By taking back that money, Biloxi says FEMA failed to uphold the Stafford Act, which authorizes the federal agency to fund repairs for public facilities damaged by a major disaster. Biloxi initially received disaster assistance for 14 areas within the city that required restoration of the water, sewer, and drainage system.
FEMA agreed to 16 project worksheets for the 14 areas and two additional project worksheets for design surveys/geotech services and repairs to life stations. The funds were then transferred to a bank account with oversight by MEMA. As the repairs progressed, Biloxi said invoices were submitted to MEMA, who would then withdraw money from the account and pay the city once it was verified that the repairs had been completed.
FEMA ultimately “obligated” a total of $344 million in disaster aid to Hurricane Katrina and Biloxi’s infrastructure repair project. Of that, $21,711,231 was approved for specific project management and resident project representative services.
“There is no Plan B. Plan B is that we would have to find that money somewhere, and that’s where everybody in Biloxi starts squirming, ‘Where are you going to get that money?’,” Creel emphasized.
In a letter sent to the city in May 2018, MEMA informed Biloxi that FEMA had "de-obligated" a total of $8,820,189 that had already been transferred to the city and spent on those designated PM and RPR services. Those services, said the city, were imperative for completing the infrastructure repairs.
The process of "obligating" funds happens when FEMA decides to fund a repair project and places funds into the account established for the disaster. "De-obligating" occurs when FEMA reverses its decision and takes back the money it previously provided.

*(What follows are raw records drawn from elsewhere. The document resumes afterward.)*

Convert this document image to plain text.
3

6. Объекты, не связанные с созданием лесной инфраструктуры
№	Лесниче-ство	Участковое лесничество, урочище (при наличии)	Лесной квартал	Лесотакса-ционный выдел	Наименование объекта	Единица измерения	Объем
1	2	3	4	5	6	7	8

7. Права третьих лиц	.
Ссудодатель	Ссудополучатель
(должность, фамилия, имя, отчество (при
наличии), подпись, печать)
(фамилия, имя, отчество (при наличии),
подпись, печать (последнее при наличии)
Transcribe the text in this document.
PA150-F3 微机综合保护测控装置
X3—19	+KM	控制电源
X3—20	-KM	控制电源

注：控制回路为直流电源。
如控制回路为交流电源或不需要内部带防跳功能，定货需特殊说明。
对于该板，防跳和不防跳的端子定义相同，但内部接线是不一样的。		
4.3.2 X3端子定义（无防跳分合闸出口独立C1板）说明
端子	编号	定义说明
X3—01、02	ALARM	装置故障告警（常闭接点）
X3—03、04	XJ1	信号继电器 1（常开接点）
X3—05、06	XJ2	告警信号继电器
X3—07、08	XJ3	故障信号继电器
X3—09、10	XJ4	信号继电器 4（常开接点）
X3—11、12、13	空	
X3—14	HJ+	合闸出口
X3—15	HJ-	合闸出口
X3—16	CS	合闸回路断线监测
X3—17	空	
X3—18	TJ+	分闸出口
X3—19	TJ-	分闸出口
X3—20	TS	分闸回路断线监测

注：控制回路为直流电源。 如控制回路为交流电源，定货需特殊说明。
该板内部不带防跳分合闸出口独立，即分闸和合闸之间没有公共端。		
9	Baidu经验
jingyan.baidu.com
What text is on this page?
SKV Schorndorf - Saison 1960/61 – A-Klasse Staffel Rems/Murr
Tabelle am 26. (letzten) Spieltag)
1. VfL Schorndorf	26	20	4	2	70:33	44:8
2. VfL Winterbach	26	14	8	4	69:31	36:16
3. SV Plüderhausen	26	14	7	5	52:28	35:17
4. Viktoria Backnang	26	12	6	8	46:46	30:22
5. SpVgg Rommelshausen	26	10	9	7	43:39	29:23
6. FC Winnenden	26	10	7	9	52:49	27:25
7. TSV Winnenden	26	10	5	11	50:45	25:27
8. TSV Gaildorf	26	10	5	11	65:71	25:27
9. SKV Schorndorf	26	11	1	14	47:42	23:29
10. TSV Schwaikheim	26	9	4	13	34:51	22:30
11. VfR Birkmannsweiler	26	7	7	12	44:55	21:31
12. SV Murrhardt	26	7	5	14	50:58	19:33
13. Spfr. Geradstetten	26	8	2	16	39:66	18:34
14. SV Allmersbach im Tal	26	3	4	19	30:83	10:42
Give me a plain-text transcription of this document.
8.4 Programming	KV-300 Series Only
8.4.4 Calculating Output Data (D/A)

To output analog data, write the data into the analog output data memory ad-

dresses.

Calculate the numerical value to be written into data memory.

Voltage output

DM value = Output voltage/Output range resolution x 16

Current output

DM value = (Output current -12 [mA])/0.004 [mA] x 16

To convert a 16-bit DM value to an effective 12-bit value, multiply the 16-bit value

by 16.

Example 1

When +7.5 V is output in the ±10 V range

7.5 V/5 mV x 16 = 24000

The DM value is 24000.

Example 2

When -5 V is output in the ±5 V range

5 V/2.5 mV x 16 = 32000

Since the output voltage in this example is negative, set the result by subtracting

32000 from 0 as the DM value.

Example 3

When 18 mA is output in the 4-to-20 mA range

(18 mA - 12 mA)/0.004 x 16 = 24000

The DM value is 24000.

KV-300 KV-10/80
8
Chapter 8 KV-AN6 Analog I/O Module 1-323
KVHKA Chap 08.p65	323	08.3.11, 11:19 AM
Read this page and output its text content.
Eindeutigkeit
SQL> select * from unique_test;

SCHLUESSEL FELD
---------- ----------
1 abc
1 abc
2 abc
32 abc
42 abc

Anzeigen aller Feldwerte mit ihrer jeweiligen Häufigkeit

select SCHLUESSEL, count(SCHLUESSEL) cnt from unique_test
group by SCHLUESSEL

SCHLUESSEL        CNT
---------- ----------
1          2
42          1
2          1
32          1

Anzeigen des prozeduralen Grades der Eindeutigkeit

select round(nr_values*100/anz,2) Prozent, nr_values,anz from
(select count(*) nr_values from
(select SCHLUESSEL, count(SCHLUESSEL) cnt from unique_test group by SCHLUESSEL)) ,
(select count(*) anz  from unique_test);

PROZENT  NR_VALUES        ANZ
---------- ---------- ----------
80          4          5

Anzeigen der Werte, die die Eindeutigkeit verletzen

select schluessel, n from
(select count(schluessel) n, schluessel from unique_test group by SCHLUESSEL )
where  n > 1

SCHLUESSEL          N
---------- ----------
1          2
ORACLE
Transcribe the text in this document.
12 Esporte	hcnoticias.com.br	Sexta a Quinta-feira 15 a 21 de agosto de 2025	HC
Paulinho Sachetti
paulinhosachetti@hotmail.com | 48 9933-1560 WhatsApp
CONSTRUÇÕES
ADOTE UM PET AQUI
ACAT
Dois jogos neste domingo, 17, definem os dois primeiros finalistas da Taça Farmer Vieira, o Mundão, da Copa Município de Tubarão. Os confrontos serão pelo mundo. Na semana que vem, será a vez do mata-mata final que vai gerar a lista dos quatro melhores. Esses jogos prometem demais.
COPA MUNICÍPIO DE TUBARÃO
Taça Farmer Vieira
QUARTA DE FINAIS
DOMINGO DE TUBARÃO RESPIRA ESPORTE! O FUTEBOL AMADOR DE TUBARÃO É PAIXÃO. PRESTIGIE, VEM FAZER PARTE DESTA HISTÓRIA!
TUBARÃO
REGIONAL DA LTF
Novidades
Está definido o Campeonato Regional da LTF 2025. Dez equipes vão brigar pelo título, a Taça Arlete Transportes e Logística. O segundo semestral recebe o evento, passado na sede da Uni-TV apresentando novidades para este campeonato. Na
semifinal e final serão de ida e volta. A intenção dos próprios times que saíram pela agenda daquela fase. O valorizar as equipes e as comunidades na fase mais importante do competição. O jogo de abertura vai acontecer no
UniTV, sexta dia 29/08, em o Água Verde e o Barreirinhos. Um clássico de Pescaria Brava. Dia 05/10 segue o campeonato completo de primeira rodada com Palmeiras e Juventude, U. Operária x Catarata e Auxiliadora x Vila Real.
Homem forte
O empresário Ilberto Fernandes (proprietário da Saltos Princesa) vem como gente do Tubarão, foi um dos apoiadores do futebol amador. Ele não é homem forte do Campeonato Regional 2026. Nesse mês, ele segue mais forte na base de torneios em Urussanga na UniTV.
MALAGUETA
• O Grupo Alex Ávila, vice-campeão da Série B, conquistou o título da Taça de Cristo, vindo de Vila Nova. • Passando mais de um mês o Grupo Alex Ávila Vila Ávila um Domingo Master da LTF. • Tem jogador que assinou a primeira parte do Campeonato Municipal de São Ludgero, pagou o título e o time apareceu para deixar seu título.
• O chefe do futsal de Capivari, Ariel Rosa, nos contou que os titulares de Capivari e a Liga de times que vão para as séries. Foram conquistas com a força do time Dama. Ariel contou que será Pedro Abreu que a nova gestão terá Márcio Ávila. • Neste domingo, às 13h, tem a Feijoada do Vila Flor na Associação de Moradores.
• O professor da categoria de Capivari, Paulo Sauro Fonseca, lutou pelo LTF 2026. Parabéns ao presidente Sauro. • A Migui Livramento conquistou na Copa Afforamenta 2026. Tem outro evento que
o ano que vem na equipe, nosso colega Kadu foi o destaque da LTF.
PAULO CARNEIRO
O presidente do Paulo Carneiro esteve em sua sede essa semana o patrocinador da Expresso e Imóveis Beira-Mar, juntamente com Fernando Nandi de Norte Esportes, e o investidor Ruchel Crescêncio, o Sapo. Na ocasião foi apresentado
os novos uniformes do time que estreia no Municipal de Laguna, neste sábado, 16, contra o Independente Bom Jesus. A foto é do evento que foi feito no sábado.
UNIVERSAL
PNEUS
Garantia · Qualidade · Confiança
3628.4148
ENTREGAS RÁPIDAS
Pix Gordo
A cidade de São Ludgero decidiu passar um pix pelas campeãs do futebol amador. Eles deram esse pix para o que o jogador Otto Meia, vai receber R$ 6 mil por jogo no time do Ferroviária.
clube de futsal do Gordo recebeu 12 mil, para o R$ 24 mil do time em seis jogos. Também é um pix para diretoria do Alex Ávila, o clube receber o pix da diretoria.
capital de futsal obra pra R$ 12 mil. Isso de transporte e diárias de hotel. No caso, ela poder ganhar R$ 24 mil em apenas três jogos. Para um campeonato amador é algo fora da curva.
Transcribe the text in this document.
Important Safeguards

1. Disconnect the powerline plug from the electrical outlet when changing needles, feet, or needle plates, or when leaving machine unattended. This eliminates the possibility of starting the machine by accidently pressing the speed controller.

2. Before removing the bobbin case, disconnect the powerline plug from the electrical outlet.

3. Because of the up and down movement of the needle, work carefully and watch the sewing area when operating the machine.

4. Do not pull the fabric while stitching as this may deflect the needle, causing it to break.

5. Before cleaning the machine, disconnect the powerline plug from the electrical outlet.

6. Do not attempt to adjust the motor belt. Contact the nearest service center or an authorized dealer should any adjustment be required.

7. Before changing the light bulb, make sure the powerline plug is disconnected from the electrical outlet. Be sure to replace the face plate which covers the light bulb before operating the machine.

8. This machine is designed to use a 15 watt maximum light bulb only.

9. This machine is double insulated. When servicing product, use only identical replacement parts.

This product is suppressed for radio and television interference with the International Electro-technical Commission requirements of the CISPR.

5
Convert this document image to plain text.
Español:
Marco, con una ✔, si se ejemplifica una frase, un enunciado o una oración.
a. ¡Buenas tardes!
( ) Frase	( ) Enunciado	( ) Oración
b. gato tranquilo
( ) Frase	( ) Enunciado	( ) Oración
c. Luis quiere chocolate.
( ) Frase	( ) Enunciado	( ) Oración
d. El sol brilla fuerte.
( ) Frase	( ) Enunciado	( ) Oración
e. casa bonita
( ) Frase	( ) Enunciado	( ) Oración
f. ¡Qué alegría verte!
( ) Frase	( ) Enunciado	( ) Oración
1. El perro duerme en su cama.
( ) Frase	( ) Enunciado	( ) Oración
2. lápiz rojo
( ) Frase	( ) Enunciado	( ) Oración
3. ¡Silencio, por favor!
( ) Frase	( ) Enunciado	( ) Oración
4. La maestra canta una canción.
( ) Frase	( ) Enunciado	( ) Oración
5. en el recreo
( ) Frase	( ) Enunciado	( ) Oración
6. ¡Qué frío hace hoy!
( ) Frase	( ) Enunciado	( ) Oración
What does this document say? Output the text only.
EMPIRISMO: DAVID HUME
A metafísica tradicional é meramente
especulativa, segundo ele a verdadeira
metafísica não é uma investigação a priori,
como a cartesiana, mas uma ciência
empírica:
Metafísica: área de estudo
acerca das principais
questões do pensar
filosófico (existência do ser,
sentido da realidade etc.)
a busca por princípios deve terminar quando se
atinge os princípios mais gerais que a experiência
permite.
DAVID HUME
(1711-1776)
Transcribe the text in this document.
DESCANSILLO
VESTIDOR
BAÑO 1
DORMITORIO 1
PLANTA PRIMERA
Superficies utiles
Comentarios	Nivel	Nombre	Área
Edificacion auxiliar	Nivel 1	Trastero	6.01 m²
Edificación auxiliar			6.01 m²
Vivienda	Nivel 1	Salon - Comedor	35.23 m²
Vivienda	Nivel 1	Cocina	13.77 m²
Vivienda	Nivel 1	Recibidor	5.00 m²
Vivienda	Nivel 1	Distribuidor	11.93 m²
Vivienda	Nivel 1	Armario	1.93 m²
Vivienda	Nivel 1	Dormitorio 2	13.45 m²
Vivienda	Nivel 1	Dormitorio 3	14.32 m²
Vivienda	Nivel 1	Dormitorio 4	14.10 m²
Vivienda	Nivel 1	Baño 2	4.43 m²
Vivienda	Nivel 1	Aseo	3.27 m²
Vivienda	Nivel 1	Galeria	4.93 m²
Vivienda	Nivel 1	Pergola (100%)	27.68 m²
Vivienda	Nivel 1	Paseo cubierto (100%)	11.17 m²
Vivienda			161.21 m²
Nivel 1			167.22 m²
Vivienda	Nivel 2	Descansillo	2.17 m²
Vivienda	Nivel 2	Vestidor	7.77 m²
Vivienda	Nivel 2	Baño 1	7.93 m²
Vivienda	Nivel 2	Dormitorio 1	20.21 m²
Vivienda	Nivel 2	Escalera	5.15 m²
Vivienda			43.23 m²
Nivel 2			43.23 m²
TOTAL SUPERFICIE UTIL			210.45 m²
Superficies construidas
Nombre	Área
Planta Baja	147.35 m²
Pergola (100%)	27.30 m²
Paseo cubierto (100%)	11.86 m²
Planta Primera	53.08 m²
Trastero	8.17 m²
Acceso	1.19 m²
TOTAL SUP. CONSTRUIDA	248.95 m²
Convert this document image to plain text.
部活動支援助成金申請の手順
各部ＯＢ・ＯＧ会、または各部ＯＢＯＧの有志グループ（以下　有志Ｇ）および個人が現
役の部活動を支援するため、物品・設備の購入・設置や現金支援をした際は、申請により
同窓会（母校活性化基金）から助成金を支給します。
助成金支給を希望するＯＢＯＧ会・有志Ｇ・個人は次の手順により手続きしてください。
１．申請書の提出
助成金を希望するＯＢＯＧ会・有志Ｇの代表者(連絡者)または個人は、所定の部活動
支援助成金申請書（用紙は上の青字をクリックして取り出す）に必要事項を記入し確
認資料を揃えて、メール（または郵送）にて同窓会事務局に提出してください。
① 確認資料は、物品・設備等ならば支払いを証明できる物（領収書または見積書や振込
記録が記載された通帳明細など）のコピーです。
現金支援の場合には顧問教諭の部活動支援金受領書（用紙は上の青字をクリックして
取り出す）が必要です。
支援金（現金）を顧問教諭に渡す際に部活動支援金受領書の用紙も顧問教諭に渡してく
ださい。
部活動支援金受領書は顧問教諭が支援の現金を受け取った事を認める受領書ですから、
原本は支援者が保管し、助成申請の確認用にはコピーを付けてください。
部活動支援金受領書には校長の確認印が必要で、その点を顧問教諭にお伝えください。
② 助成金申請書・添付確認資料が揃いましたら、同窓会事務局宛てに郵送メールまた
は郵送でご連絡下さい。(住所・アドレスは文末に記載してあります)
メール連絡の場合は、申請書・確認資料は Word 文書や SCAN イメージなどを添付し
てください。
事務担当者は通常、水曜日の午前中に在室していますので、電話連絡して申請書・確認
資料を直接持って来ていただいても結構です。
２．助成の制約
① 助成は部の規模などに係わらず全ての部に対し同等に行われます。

According to the lawsuit, FEMA has granted multiple extensions to Biloxi to have the timeline for the infrastructure projects extended. Right now, the completion date extends through December 2024. The lawsuit alleges because of the extensions, FEMA knew the project was complex and should not have de-obligated the $8.8 million. Additionally, despite knowing how vast and complex the projects are, FEMA has refused to give Biloxi an additional $6,678,918 needed to cover the cost of PM and RPR services needed to complete the project.
The four-count lawsuit also states: "The de-obligation of $8.8 million is arbitrary, capricious, not in accordance with the law and in excess of its statutory authority under the Stafford Act and FEMA's own Recovery Policy." Biloxi also alleges that it is a violation of the Stafford Act for FEMA to deny the city the nearly $6.7 million needed to complete the project by the end of 2024 as agreed upon.
“You could look at it like this: it’s not a lot of money to the country, and it’s not a lot of money to FEMA but $15 million - that’s a big chunk of our annual $55 million budget,” Creel said.